The regulatory and certification structure that governs the evaluation of buildings is changing, and so too will the relationships between those who design, build, own, lease and sell buildings. Soon, a building's level of sustainability will no longer be evaluated at the moment it's engineered, permitted, occupied or certified. Rather, it will be evaluated after it's fully operational, on an annual basis, or even each time it's sold. Some suggest that building owners, commercial and residential alike, will be eventually required to "collect and report" to local authorities their buildings' energy consumption performance. Once this happens, all that information will be available to prospective tenants, investors, financiers and buyers. This paradigmal shift is best noticed in the slow but obvious language change from "green buildings" to "high performance buildings" that is evident in the green building industry.
It can also be noticed in recent legislation. Take a quick look at Senate Bill 5854 (pdf), which passed in the Washington State Legislature during the 2009 Session. The bill, entitled "Reducing Climate Pollution in the Built Environment" is the first of many that legislatures across the nation will pass to address the next biggest environmental pollutor behind vehicles and heavy industry, that's right, buildings!
To the extent a building's energy consumption is being tracked under this bill, let me first say that SB 5854 is focused on public buildings. See Section 6. But the Legislature's grander vision is clear....

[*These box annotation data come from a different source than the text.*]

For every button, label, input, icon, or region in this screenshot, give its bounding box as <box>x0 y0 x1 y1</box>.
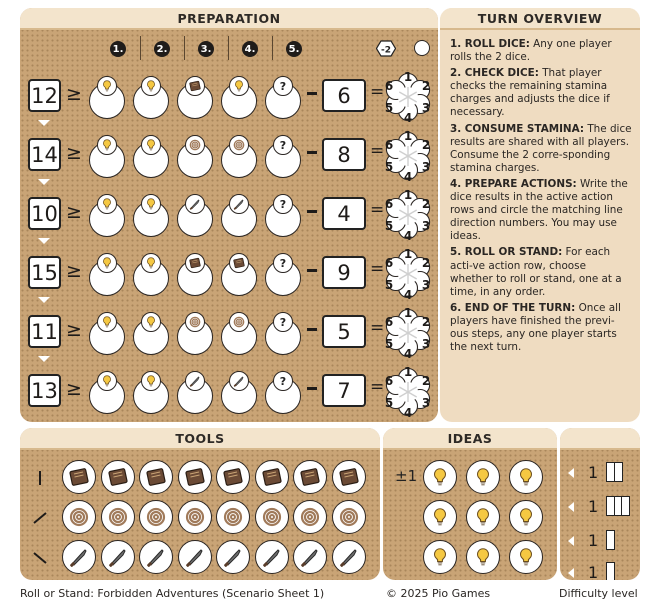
rope-icon[interactable] <box>101 500 135 534</box>
column-separator <box>228 36 229 60</box>
chevron-down-icon <box>38 238 50 244</box>
difficulty-panel <box>560 428 640 580</box>
target-number: 13 <box>28 374 61 407</box>
difficulty-bar <box>606 562 615 580</box>
minus-sign <box>307 269 317 272</box>
direction-flower-icon[interactable] <box>382 186 434 242</box>
difficulty-row[interactable] <box>566 528 636 554</box>
rope-icon[interactable] <box>255 500 289 534</box>
book-icon[interactable] <box>332 460 366 494</box>
direction-flower-icon[interactable] <box>382 245 434 301</box>
minus-sign <box>307 328 317 331</box>
tools-title: TOOLS <box>20 428 380 450</box>
geq-symbol: ≥ <box>66 378 82 400</box>
question-icon: ? <box>273 194 293 214</box>
bulb-icon <box>97 253 117 273</box>
svg-text:3: 3 <box>421 101 431 115</box>
tool-row-diagonal-down <box>20 538 380 578</box>
rope-icon[interactable] <box>332 500 366 534</box>
question-icon: ? <box>273 312 293 332</box>
knife-icon[interactable] <box>255 540 289 574</box>
svg-text:4: 4 <box>403 229 413 242</box>
book-icon[interactable] <box>62 460 96 494</box>
turn-step-4 <box>450 178 632 243</box>
action-slot[interactable] <box>176 137 214 175</box>
equals-sign: = <box>370 141 385 161</box>
turn-step-text: For each acti-ve action row, choose whether to roll or stand, one at a time, in any order. <box>450 246 622 298</box>
lightbulb-icon[interactable] <box>423 540 457 574</box>
chevron-down-icon <box>38 120 50 126</box>
preparation-title: PREPARATION <box>20 8 438 30</box>
rope-icon[interactable] <box>139 500 173 534</box>
difficulty-bar <box>614 462 623 482</box>
svg-text:1: 1 <box>403 129 413 143</box>
target-number: 15 <box>28 256 61 289</box>
svg-text:4: 4 <box>403 170 413 183</box>
difficulty-value: 1 <box>588 463 599 482</box>
rope-icon <box>185 312 205 332</box>
action-slot[interactable] <box>88 255 126 293</box>
turn-step-heading: 6. END OF THE TURN: <box>450 301 576 314</box>
difficulty-body <box>560 450 640 580</box>
svg-text:5: 5 <box>384 396 394 410</box>
question-icon: ? <box>273 76 293 96</box>
direction-flower-icon[interactable] <box>382 304 434 360</box>
rope-icon[interactable] <box>62 500 96 534</box>
dice-value-box: 8 <box>322 138 366 171</box>
book-icon[interactable] <box>139 460 173 494</box>
action-slot[interactable] <box>176 78 214 116</box>
action-slot[interactable] <box>220 314 258 352</box>
bulb-icon <box>97 135 117 155</box>
svg-text:2: 2 <box>421 374 431 388</box>
triangle-left-icon <box>568 468 574 478</box>
chevron-down-icon <box>38 179 50 185</box>
svg-text:3: 3 <box>421 219 431 233</box>
minus-sign <box>307 151 317 154</box>
difficulty-title <box>560 428 640 450</box>
question-icon: ? <box>273 253 293 273</box>
lightbulb-icon[interactable] <box>509 540 543 574</box>
ideas-title: IDEAS <box>383 428 557 450</box>
action-slot[interactable] <box>264 314 302 352</box>
target-number: 10 <box>28 197 61 230</box>
action-row <box>20 127 438 183</box>
knife-icon <box>229 194 249 214</box>
knife-icon[interactable] <box>178 540 212 574</box>
preparation-panel <box>20 8 438 422</box>
turn-step-text: Any one player rolls the 2 dice. <box>450 38 612 64</box>
bulb-icon <box>141 135 161 155</box>
knife-icon[interactable] <box>62 540 96 574</box>
svg-text:5: 5 <box>384 219 394 233</box>
book-icon[interactable] <box>216 460 250 494</box>
equals-sign: = <box>370 259 385 279</box>
action-slot[interactable] <box>176 373 214 411</box>
turn-step-2 <box>450 67 632 119</box>
action-slot[interactable] <box>264 373 302 411</box>
svg-text:5: 5 <box>384 337 394 351</box>
difficulty-bar <box>621 496 630 516</box>
svg-text:1: 1 <box>403 188 413 202</box>
turn-overview-panel <box>440 8 640 422</box>
knife-icon[interactable] <box>332 540 366 574</box>
column-separator <box>140 36 141 60</box>
tools-panel <box>20 428 380 580</box>
footer-title: Roll or Stand: Forbidden Adventures (Scenario Sheet 1) <box>20 587 325 600</box>
bulb-icon <box>141 194 161 214</box>
action-slot[interactable] <box>264 137 302 175</box>
knife-icon[interactable] <box>293 540 327 574</box>
lightbulb-icon[interactable] <box>466 540 500 574</box>
minus-sign <box>307 92 317 95</box>
difficulty-bar <box>606 530 615 550</box>
book-icon <box>229 253 249 273</box>
rope-icon <box>229 312 249 332</box>
chevron-down-icon <box>38 356 50 362</box>
direction-flower-icon[interactable] <box>382 127 434 183</box>
action-slot[interactable] <box>88 373 126 411</box>
svg-text:4: 4 <box>403 288 413 301</box>
tool-row-vertical <box>20 458 380 498</box>
book-icon[interactable] <box>255 460 289 494</box>
svg-text:3: 3 <box>421 160 431 174</box>
svg-text:2: 2 <box>421 138 431 152</box>
geq-symbol: ≥ <box>66 83 82 105</box>
line-direction-icon <box>32 510 48 526</box>
action-slot[interactable] <box>220 373 258 411</box>
preparation-body <box>20 30 438 422</box>
action-slot[interactable] <box>132 196 170 234</box>
book-icon[interactable] <box>293 460 327 494</box>
turn-step-text: Once all players have finished the previ-ous steps, any one player starts the next turn. <box>450 301 621 354</box>
action-slot[interactable] <box>132 137 170 175</box>
geq-symbol: ≥ <box>66 201 82 223</box>
svg-text:5: 5 <box>384 160 394 174</box>
lightbulb-icon[interactable] <box>466 500 500 534</box>
svg-text:6: 6 <box>384 138 394 152</box>
turn-overview-body <box>440 30 640 422</box>
column-number-3: 3. <box>198 41 214 57</box>
difficulty-value: 1 <box>588 563 599 580</box>
svg-text:-2: -2 <box>381 45 391 56</box>
svg-text:4: 4 <box>403 406 413 419</box>
turn-step-6 <box>450 302 632 354</box>
difficulty-value: 1 <box>588 531 599 550</box>
lightbulb-icon[interactable] <box>509 460 543 494</box>
column-number-1: 1. <box>110 41 126 57</box>
action-row <box>20 304 438 360</box>
book-icon <box>185 253 205 273</box>
rope-icon <box>229 135 249 155</box>
ideas-panel <box>383 428 557 580</box>
difficulty-value: 1 <box>588 497 599 516</box>
column-separator <box>272 36 273 60</box>
action-slot[interactable] <box>132 255 170 293</box>
svg-text:3: 3 <box>421 396 431 410</box>
knife-icon <box>185 371 205 391</box>
action-slot[interactable] <box>220 196 258 234</box>
svg-text:3: 3 <box>421 337 431 351</box>
geq-symbol: ≥ <box>66 142 82 164</box>
action-slot[interactable] <box>264 196 302 234</box>
action-slot[interactable] <box>220 255 258 293</box>
line-direction-icon <box>32 550 48 566</box>
target-number: 14 <box>28 138 61 171</box>
svg-text:4: 4 <box>403 111 413 124</box>
svg-text:2: 2 <box>421 315 431 329</box>
ideas-body <box>383 450 557 580</box>
target-number: 12 <box>28 79 61 112</box>
lightbulb-icon[interactable] <box>423 500 457 534</box>
knife-icon <box>229 371 249 391</box>
column-number-5: 5. <box>286 41 302 57</box>
difficulty-row[interactable] <box>566 560 636 580</box>
triangle-left-icon <box>568 502 574 512</box>
stamina-hex-icon <box>376 40 396 57</box>
stamina-circle[interactable] <box>414 40 430 56</box>
minus-sign <box>307 387 317 390</box>
bulb-icon <box>229 76 249 96</box>
turn-step-text: That player checks the remaining stamina charges and adjusts the dice if necessary. <box>450 67 610 119</box>
rope-icon[interactable] <box>178 500 212 534</box>
turn-step-1 <box>450 38 632 64</box>
action-row <box>20 245 438 301</box>
lightbulb-icon[interactable] <box>466 460 500 494</box>
svg-text:1: 1 <box>403 70 413 84</box>
action-slot[interactable] <box>176 255 214 293</box>
bulb-icon <box>97 194 117 214</box>
action-row <box>20 363 438 419</box>
bulb-icon <box>141 312 161 332</box>
action-slot[interactable] <box>88 196 126 234</box>
column-separator <box>184 36 185 60</box>
geq-symbol: ≥ <box>66 260 82 282</box>
difficulty-bars <box>606 530 614 550</box>
turn-step-text: The dice results are shared with all players. Consume the 2 corre-sponding stamina charges. <box>450 122 632 174</box>
triangle-left-icon <box>568 536 574 546</box>
book-icon[interactable] <box>178 460 212 494</box>
bulb-icon <box>141 253 161 273</box>
turn-step-heading: 1. ROLL DICE: <box>450 38 530 50</box>
action-row <box>20 186 438 242</box>
bulb-icon <box>141 76 161 96</box>
ideas-modifier: ±1 <box>395 467 418 485</box>
question-icon: ? <box>273 371 293 391</box>
dice-value-box: 4 <box>322 197 366 230</box>
turn-overview-title: TURN OVERVIEW <box>440 8 640 30</box>
svg-text:6: 6 <box>384 197 394 211</box>
knife-icon[interactable] <box>216 540 250 574</box>
footer-copyright: © 2025 Pio Games <box>386 587 491 600</box>
column-number-4: 4. <box>242 41 258 57</box>
turn-step-heading: 5. ROLL OR STAND: <box>450 246 563 259</box>
svg-text:1: 1 <box>403 247 413 261</box>
bulb-icon <box>97 312 117 332</box>
dice-value-box: 5 <box>322 315 366 348</box>
question-icon: ? <box>273 135 293 155</box>
turn-step-text: Write the dice results in the active action rows and circle the matching line direction numbers. You may use ideas. <box>450 177 628 243</box>
action-slot[interactable] <box>220 78 258 116</box>
knife-icon[interactable] <box>101 540 135 574</box>
bulb-icon <box>141 371 161 391</box>
svg-text:1: 1 <box>403 306 413 320</box>
svg-text:6: 6 <box>384 374 394 388</box>
rope-icon[interactable] <box>216 500 250 534</box>
turn-step-3 <box>450 123 632 175</box>
action-slot[interactable] <box>264 255 302 293</box>
action-slot[interactable] <box>88 314 126 352</box>
book-icon[interactable] <box>101 460 135 494</box>
difficulty-row[interactable] <box>566 460 636 486</box>
equals-sign: = <box>370 82 385 102</box>
turn-step-5 <box>450 246 632 298</box>
rope-icon <box>185 135 205 155</box>
action-slot[interactable] <box>176 314 214 352</box>
svg-text:1: 1 <box>403 365 413 379</box>
minus-sign <box>307 210 317 213</box>
svg-text:2: 2 <box>421 79 431 93</box>
difficulty-bars <box>606 562 614 580</box>
action-slot[interactable] <box>132 373 170 411</box>
turn-step-heading: 3. CONSUME STAMINA: <box>450 122 585 135</box>
svg-text:5: 5 <box>384 101 394 115</box>
difficulty-bars <box>606 462 621 482</box>
svg-text:2: 2 <box>421 197 431 211</box>
lightbulb-icon[interactable] <box>509 500 543 534</box>
lightbulb-icon[interactable] <box>423 460 457 494</box>
direction-flower-icon[interactable] <box>382 363 434 419</box>
action-slot[interactable] <box>88 78 126 116</box>
dice-value-box: 9 <box>322 256 366 289</box>
action-slot[interactable] <box>220 137 258 175</box>
difficulty-row[interactable] <box>566 494 636 520</box>
equals-sign: = <box>370 377 385 397</box>
svg-text:6: 6 <box>384 315 394 329</box>
turn-step-heading: 2. CHECK DICE: <box>450 67 539 80</box>
knife-icon <box>185 194 205 214</box>
action-slot[interactable] <box>88 137 126 175</box>
tool-row-diagonal-up <box>20 498 380 538</box>
book-icon <box>185 76 205 96</box>
dice-value-box: 7 <box>322 374 366 407</box>
svg-text:3: 3 <box>421 278 431 292</box>
difficulty-bars <box>606 496 629 516</box>
equals-sign: = <box>370 200 385 220</box>
action-slot[interactable] <box>132 78 170 116</box>
action-slot[interactable] <box>264 78 302 116</box>
svg-text:6: 6 <box>384 79 394 93</box>
triangle-left-icon <box>568 568 574 578</box>
line-direction-icon <box>32 470 48 486</box>
bulb-icon <box>97 371 117 391</box>
column-number-2: 2. <box>154 41 170 57</box>
svg-text:5: 5 <box>384 278 394 292</box>
action-slot[interactable] <box>176 196 214 234</box>
turn-step-heading: 4. PREPARE ACTIONS: <box>450 177 577 190</box>
rope-icon[interactable] <box>293 500 327 534</box>
equals-sign: = <box>370 318 385 338</box>
target-number: 11 <box>28 315 61 348</box>
chevron-down-icon <box>38 297 50 303</box>
direction-flower-icon[interactable] <box>382 68 434 124</box>
action-slot[interactable] <box>132 314 170 352</box>
tools-body <box>20 450 380 580</box>
geq-symbol: ≥ <box>66 319 82 341</box>
bulb-icon <box>97 76 117 96</box>
svg-text:4: 4 <box>403 347 413 360</box>
dice-value-box: 6 <box>322 79 366 112</box>
action-row <box>20 68 438 124</box>
svg-text:6: 6 <box>384 256 394 270</box>
knife-icon[interactable] <box>139 540 173 574</box>
footer-difficulty-label: Difficulty level <box>559 587 638 600</box>
svg-text:2: 2 <box>421 256 431 270</box>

In Section 1, the Legislature states that it's intent is to spur the state's economy by "promoting super efficient, low-enery use building codes; requiring disclosure of building's energy use to prospective buyers." There are no exceptions in the language. Public, commercial, industrial and residential buildings are all within the intended objective - even though the active portions of the bill are not as broad.
In Section 3, Washington's Department of Commerce is required to develop and implement a strategic plan by December 2010 (to the extent funding is available) that reduces "greenhouse emissions from homes, buildings, districts, and neighborhoods." Again, the grander vision is clear; perhaps this means we'll be talking about "high performance communities" with their own taxing authority in the near future. That same section requires the agency to propose a transition from "prescriptive [building] codes" to "performance based codes." And there is the coup de grâce to the old system of evaluating the health and life safety of buildings.
To evaluate how the built environment is functioning, we have to move away from evaluating buildings at the moment they are engineered, permitted, occupied or certified, to evaluating their actual performance over time.
Managing high performance building risks just took on a whole new meaning.